ImmunoCellular Therapeutics (OTCBB: IMUC) announced today that the U.S. Food and Drug Administration (FDA) has granted orphan drug designation for ICT-107, the company's dendritic cell-based cancer vaccine candidate which targets glioblastoma multiforme (GBM). As a result of the orphan drug status, ImmunoCellular will be eligible to receive a number of benefits, including access to grant funding for clinical trials, tax credits, accelerated FDA approval and allowance for marketing exclusivity after drug approval for a period of up to seven years. US orphan drug designation is granted to companies with products aimed at treatment of a rare disease or condition that affects fewer than 200,000 Americans.

“We are pleased that FDA has recognized the potential that ICT-107 has to treat GBM and has granted us orphan drug status”

A recent Phase I clinical study of ICT-107 in GBM revealed that newly diagnosed patients who received the vaccine demonstrated a median progression-free survival (PFS) of 17.7 months after surgery, compared with the historical median PFS of 6.9 months observed with standard treatment with surgery, radiation and chemotherapy.
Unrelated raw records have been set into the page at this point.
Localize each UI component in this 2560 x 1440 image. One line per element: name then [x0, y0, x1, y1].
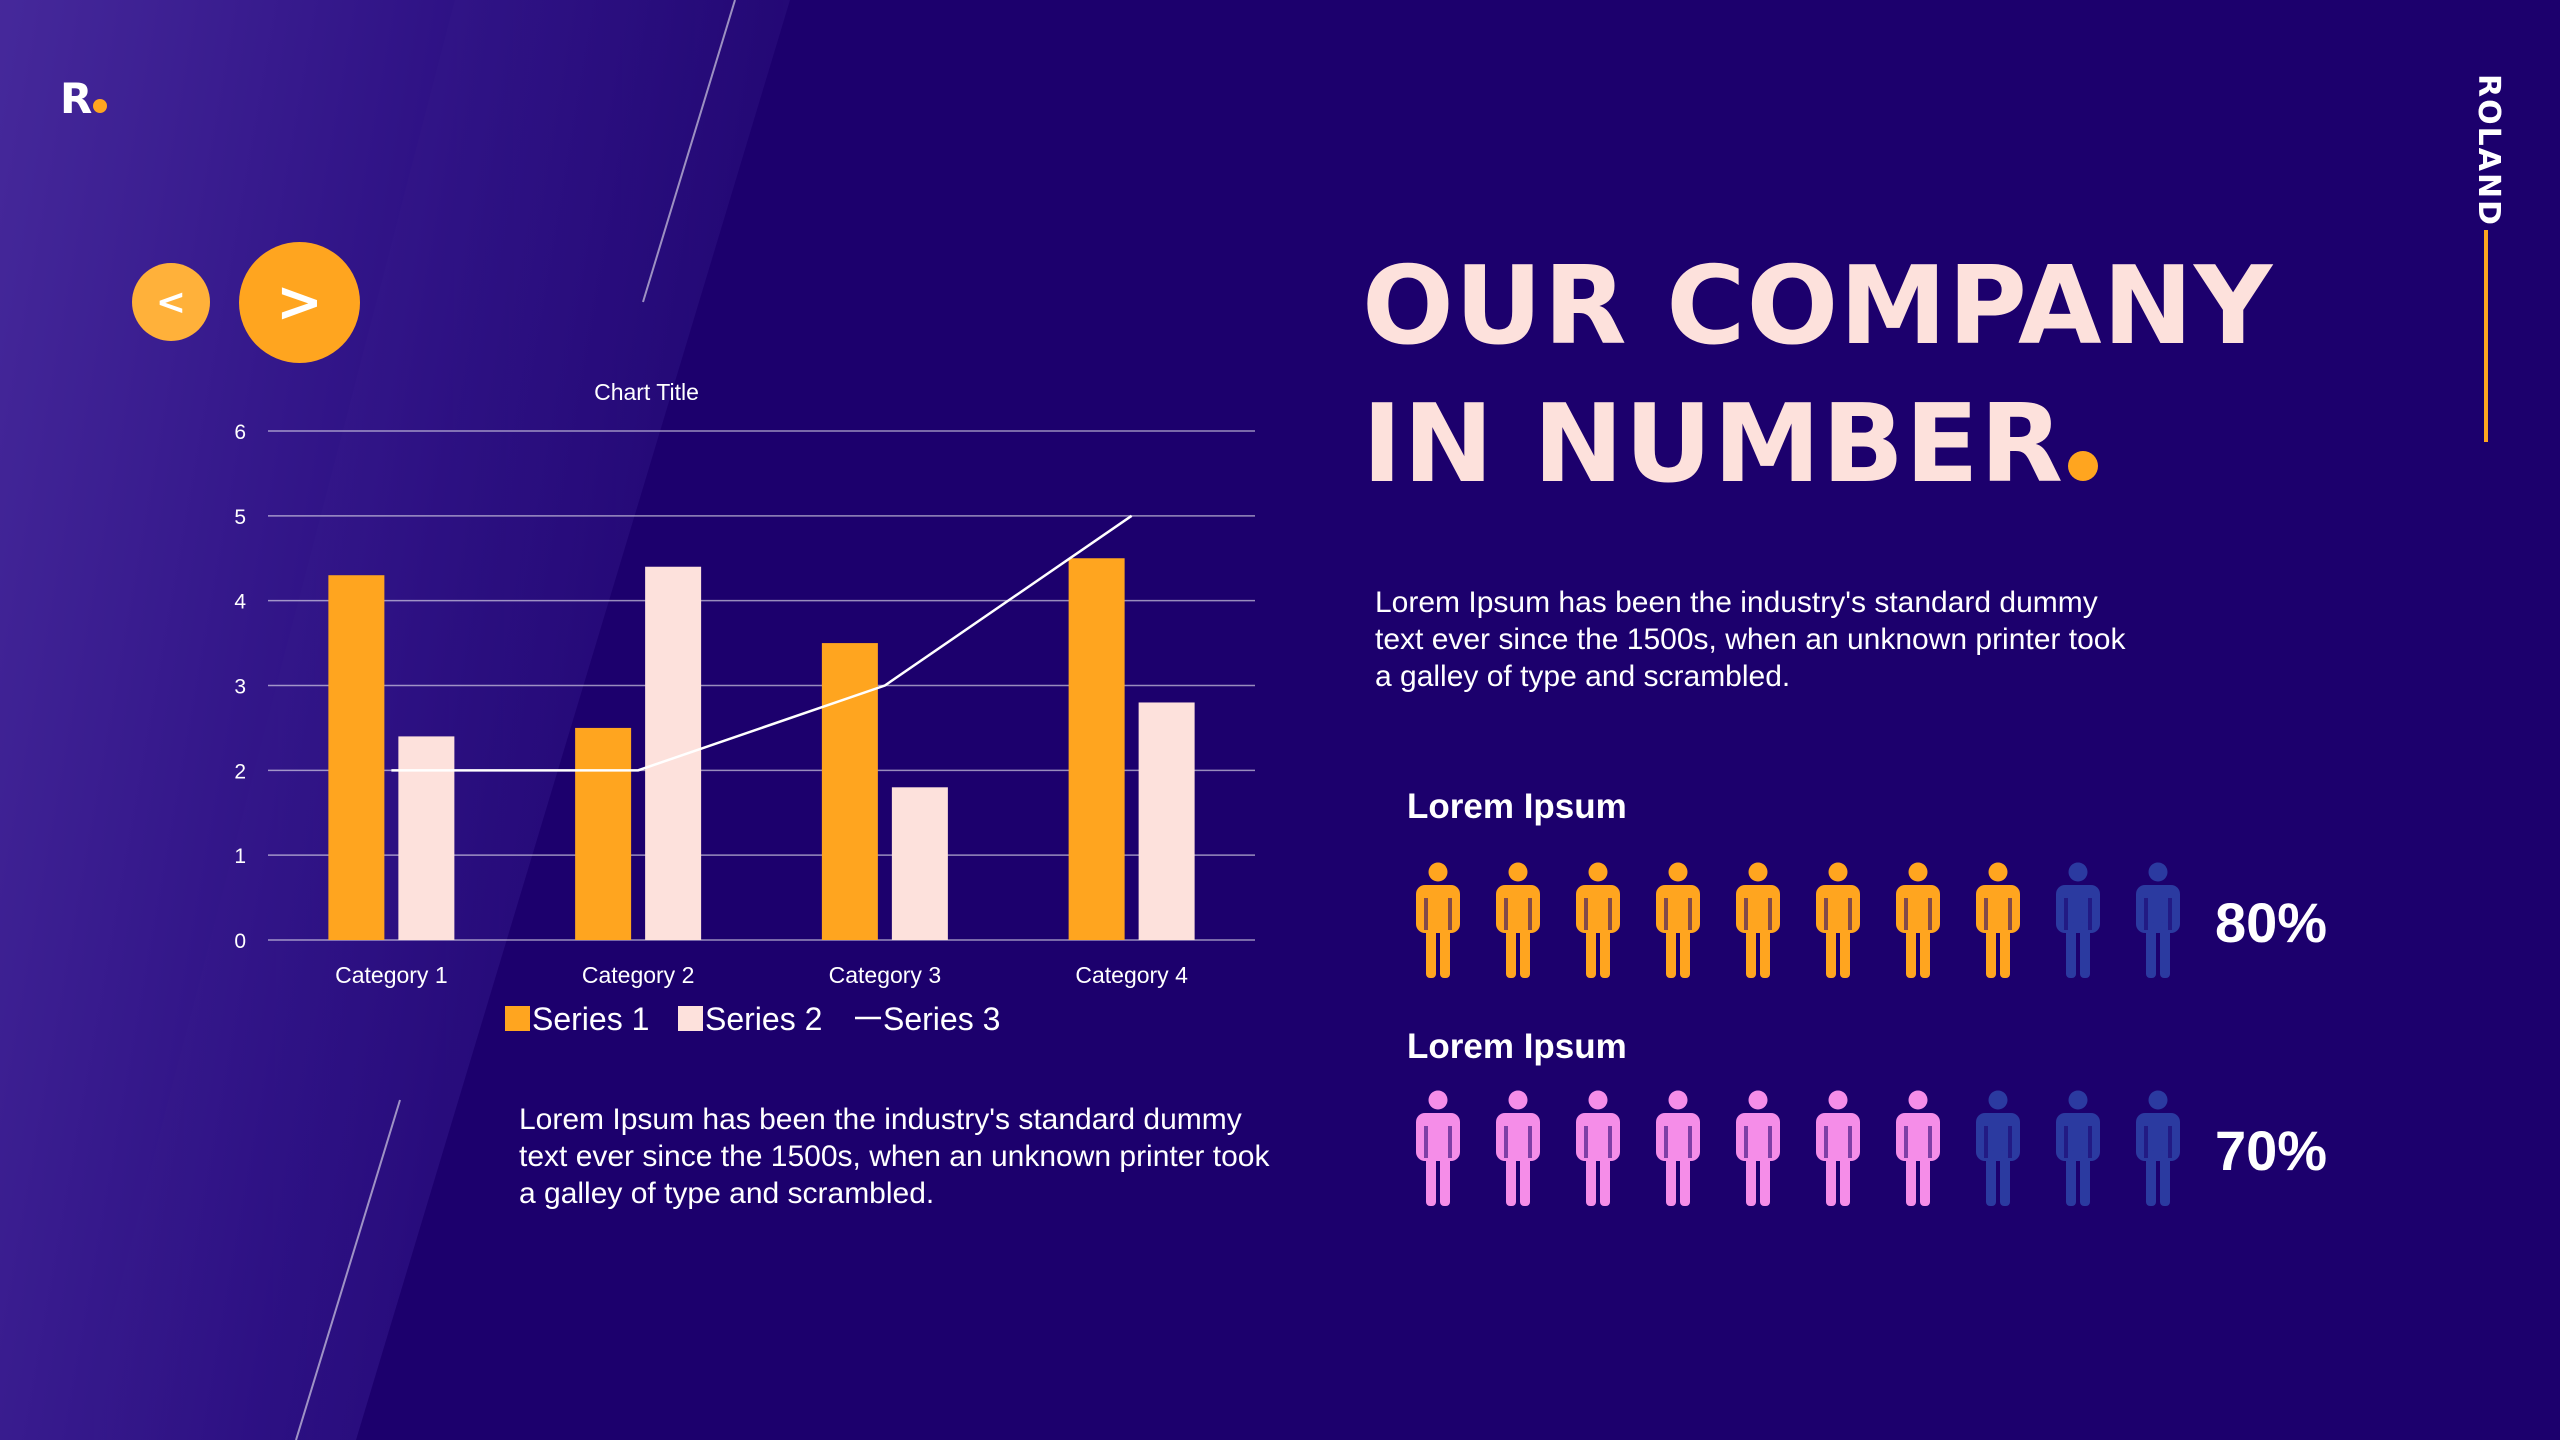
person-icon-filled [1558, 1090, 1638, 1210]
people-row-2 [1398, 1090, 2198, 1210]
stat-percent-1: 80% [2215, 891, 2328, 954]
legend-label: Series 2 [705, 1001, 822, 1037]
person-icon-filled [1478, 1090, 1558, 1210]
x-tick-label: Category 2 [582, 962, 695, 988]
people-row-1 [1398, 862, 2198, 982]
person-icon-filled [1398, 1090, 1478, 1210]
y-tick-label: 6 [234, 421, 246, 444]
next-button[interactable]: > [239, 242, 360, 363]
stat-title-1: Lorem Ipsum [1407, 787, 1627, 826]
bar-series-2 [645, 566, 702, 940]
legend-label: Series 3 [883, 1001, 1000, 1037]
y-tick-label: 3 [234, 676, 246, 699]
stat-percent-2: 70% [2215, 1119, 2328, 1182]
bar-series-1 [1068, 558, 1125, 940]
person-icon-filled [1798, 1090, 1878, 1210]
person-icon-filled [1558, 862, 1638, 982]
legend-label: Series 1 [532, 1001, 649, 1037]
person-icon-filled [1638, 862, 1718, 982]
bar-series-2 [398, 736, 455, 940]
y-tick-label: 5 [234, 506, 246, 529]
brand-logo-dot [93, 99, 108, 113]
bar-series-1 [328, 575, 385, 940]
person-icon-filled [1718, 1090, 1798, 1210]
title-line-1: OUR COMPANY [1362, 244, 2274, 369]
bar-series-2 [1138, 702, 1195, 940]
person-icon-empty [2118, 862, 2198, 982]
prev-button[interactable]: < [132, 263, 210, 341]
person-icon-filled [1638, 1090, 1718, 1210]
brand-logo: R [60, 74, 108, 123]
intro-paragraph: Lorem Ipsum has been the industry's stan… [1375, 586, 2126, 693]
y-tick-label: 1 [234, 845, 246, 868]
person-icon-filled [1398, 862, 1478, 982]
title-line-2-wrap: IN NUMBER [1362, 376, 2273, 514]
bar-series-1 [575, 727, 632, 940]
person-icon-empty [2118, 1090, 2198, 1210]
chevron-left-icon: < [155, 281, 187, 323]
person-icon-empty [2038, 862, 2118, 982]
bar-series-2 [891, 787, 948, 940]
person-icon-filled [1798, 862, 1878, 982]
y-tick-label: 4 [234, 591, 246, 614]
brand-logo-letter: R [60, 74, 92, 123]
title-line-2: IN NUMBER [1362, 382, 2064, 507]
x-tick-label: Category 3 [829, 962, 942, 988]
chart-caption-paragraph: Lorem Ipsum has been the industry's stan… [519, 1103, 1270, 1210]
chart-title: Chart Title [594, 379, 699, 405]
x-tick-label: Category 4 [1075, 962, 1188, 988]
side-brand-label: ROLAND [2471, 74, 2506, 227]
person-icon-filled [1878, 862, 1958, 982]
legend-swatch [678, 1006, 703, 1031]
person-icon-empty [2038, 1090, 2118, 1210]
line-series-3 [391, 514, 1133, 772]
person-icon-filled [1718, 862, 1798, 982]
y-tick-label: 2 [234, 760, 246, 783]
person-icon-filled [1958, 862, 2038, 982]
y-tick-label: 0 [234, 930, 246, 953]
legend-swatch [505, 1006, 530, 1031]
page-title: OUR COMPANY IN NUMBER [1362, 238, 2273, 514]
bar-series-1 [821, 643, 878, 940]
person-icon-filled [1878, 1090, 1958, 1210]
x-tick-label: Category 1 [335, 962, 448, 988]
chevron-right-icon: > [276, 270, 323, 335]
person-icon-empty [1958, 1090, 2038, 1210]
title-accent-dot [2067, 451, 2098, 481]
side-accent-line [2484, 230, 2488, 442]
stat-title-2: Lorem Ipsum [1407, 1027, 1627, 1066]
person-icon-filled [1478, 862, 1558, 982]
Seven of the 16 patients (44%) who participated in the study went on to live with no disease progression with an average time over 2 years, significantly better than historical data of less than 15% disease free survival. The drug has exceeded its competitors in the overall survival rate in newly diagnosed GBM patients by demonstrating an 80% survival, which is about three times larges than the historical control.

"We are pleased that FDA has recognized the potential that ICT-107 has to treat GBM and has granted us orphan drug status", said ImmunoCellular Therapeutics' president and CEO said Manish Singh, Ph.D. "The designation should facilitate a shorter time period to approval and reflects the FDA's views on the importance of developing a treatment which will improve survival outcomes for those afflicted with this terrible disease."

The 12-month disease-free survival from the time of surgery was 75% with ICT-107, compared with a historical control survival rate of 26.9%, and the 18-month disease-free survival with ICT-107 was 49.2%, compared with 18.4% historically. Safety data for ICT-107 also compared favorably to current treatments: no serious adverse events were reported and minor side effects were limited to fatigue, skin rash and pruritis.

SOURCE ImmunoCellular Therapeutics, Ltd.